$ cat post/netstat-minus-tulpn-/-a-port-scan-echoes-back-now-/-i-saved-the-core-dump.md

04DEC17

netstat minus tulpn / a port scan echoes back now / I saved the core dump

Title: Notes from a Snowy Night: A Kubernetes Saga

December 4th, 2017. The snow was starting to fall outside my window, like little diamonds on the roof of the world. Inside, I was in the thick of another Kubernetes debugging marathon that felt more like the Matrix—layer upon layer of abstraction, all wrapped up in a cold, dark night.

A Night in the Pod

Last week, we rolled out a new service using Helm charts to our production Kubernetes cluster on Google Cloud Platform (GCP). Things looked smooth at first: the services deployed without any hitches, and everything was green in our Prometheus dashboard. But then, around 2 AM, alarms started going off like firecrackers.

We noticed that one of our critical services was starting to fail. The pods were crashing and being restarted rapidly—too rapidly for us to keep up with debugging. The logs showed a cryptic error: “Failed to open socket.” It looked like some kind of network issue between the service and its database, but nothing in the networking setup seemed off.

A Trip Down Memory Lane

I had worked on this cluster before when it was just a couple of nodes. Now we were running dozens of services, with complex interdependencies. I pulled up my notes from the initial setup—those endless hours spent configuring GKE, deploying Helm, and setting up Istio for service mesh.

I decided to start debugging by checking the network policies. These policies had been one of the first things we set up to ensure secure communication between pods. But with so many services and so much traffic, it was hard to keep track of everything. I needed a way to visualize what was happening.

Enter: Calico

Calico is an open-source networking solution that has gained traction as Kubernetes becomes more mainstream. I remembered reading about it when it first emerged but never had the chance to use it in production. Now, with this cluster, it seemed like a good time to dive in and see if it could help us visualize and troubleshoot our network issues.
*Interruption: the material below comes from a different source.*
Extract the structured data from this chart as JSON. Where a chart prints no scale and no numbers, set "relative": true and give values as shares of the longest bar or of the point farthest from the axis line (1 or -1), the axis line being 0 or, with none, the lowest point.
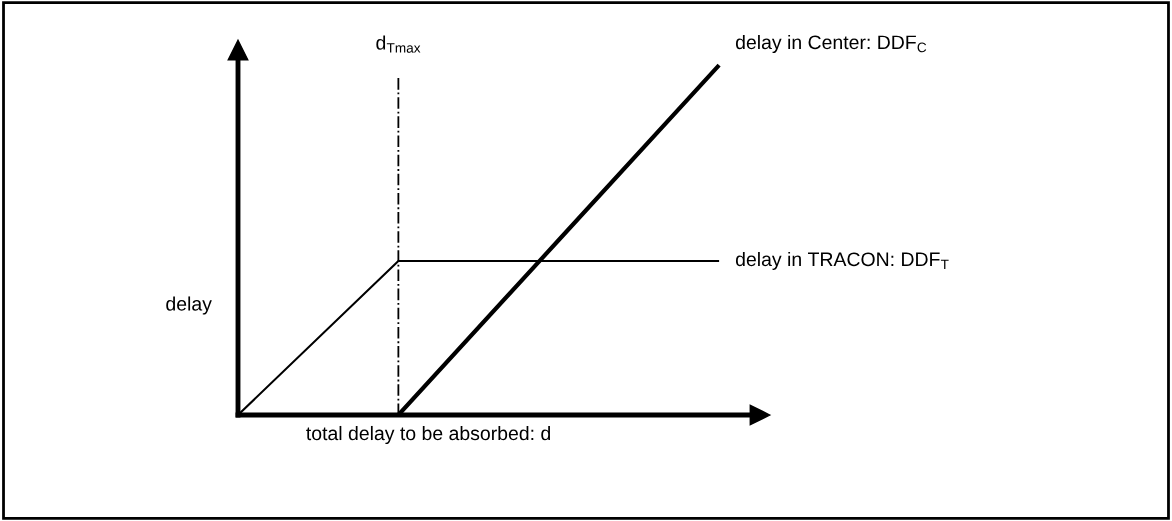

After an hour of setting up Calico for debugging purposes (which is still not as straightforward as I would like), I was able to see the traffic patterns between pods and services. The “Failed to open socket” errors made more sense now: there were dropped packets due to some overly restrictive policies we had applied inadvertently.

A Lesson in Kubernetes

This experience reinforced a few things for me:

Documentation is Key: We had a lot of undocumented changes and decisions that got buried over time. This is something I’ve been advocating for better documentation practices with our team.
Complexity Awaits: Kubernetes, as powerful as it is, comes with complexity. Tools like Calico can help manage some of the intricacies but don’t replace careful planning and understanding.
Iterative Debugging: In situations where things go awry, take a step back, reassess, and use the right tools to debug iteratively.

Conclusion

By 4 AM, we had identified the issue, refined our network policies, and the service was up and running smoothly again. The snow outside provided an odd contrast to the urgency inside as I wrapped up for the night. It’s days like these that remind me why I love working with Kubernetes—it’s a challenge, but it also offers endless opportunities to learn and grow.

Sometimes, life just piles on in ways you don’t expect. But when you’re dealing with a system as complex as Kubernetes, sometimes you need those snowflakes to fall just right—because they might be the key that unlocks the next layer of complexity.